If Washington has its way, communities of color could be forced to give up their private information to secure cash funds when they’re in a financial pinch. And given the recent data breaches, there’s good reason to worry.

Have you ever had to borrow money to pay bills between paychecks or gotten slammed with a big unexpected expense?

When borrowing from family and friends isn’t an option nor is a bank loan timely or possible, small-dollar loans – on average about $350 – could be a viable solution.

The Consumer Financial Protection Bureau (CFPB), a federal financial watchdog agency, wants to force Americans who take out small-dollar loans to give up extensive private information. All of that data would be stored by the government to track borrower information and behaviors. Lenders would also be required to share this coveted information with credit reporting agencies.

African Americans and low-income communities are at greatest risk. Black households are more than twice as likely as people of other races to have used a small-dollar loan. These small-dollar or payday loans are lifelines to help meet day-to-day expenses.

Recent data breaches remind us that copious amounts of private data in the government’s hands is not safe. This is a bipartisan issue of concern as my colleague Carrie Lukas explains.

People from all backgrounds understand the risks to our private data in the public and private sector. That skepticism is why many Americans choose to go outside of traditional banking.

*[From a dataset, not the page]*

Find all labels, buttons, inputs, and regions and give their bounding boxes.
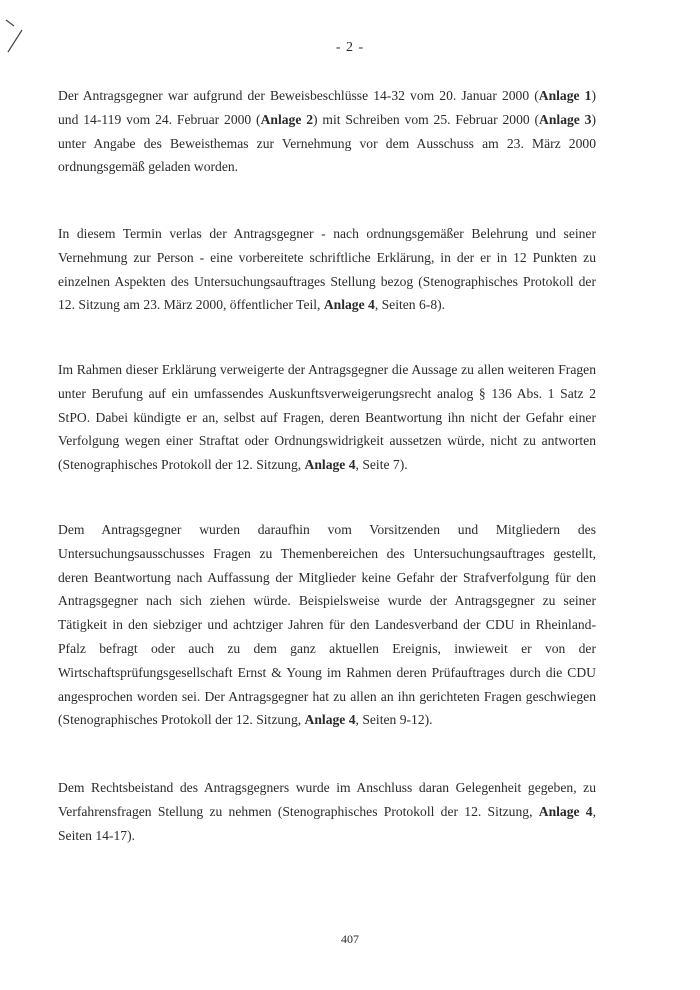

Approximately 9 million households don’t have a bank account and another 24.5 million households may have a back account but still use non-bank services like small-dollar loans. Black and Hispanic households are more likely to be unbanked and underbanked than any other group.

Unbanked Americans point to privacy and security concerns among the top reasons they use small-dollar loans and other alternatives to cash. According to an FDIC survey:

Other commonly cited reasons were “Avoiding a bank gives more privacy,” “Don’t trust banks,” “Bank account fees are too high,” and “Bank account fees are unpredictable.” Of these, the most cited main reasons were “Don’t trust banks” (10.9 percent) and “Bank account fees are too high” (9.4 percent).

Here in the U.S. alternative banking services like small-dollar loans serve an important function: They provide a cheap solution to cash shortfalls. As we’ve written about before, when lawmakers think they are doing the right thing by banning small-dollar loans, borrowers suffer.

If the CFPB institutes its plans to regulate small-dollar loans by beefing up collection of private data, communities which are trying to protect their identity may find themselves in a quandary – choosing between the short-term funds they need and they privacy they can’t live without.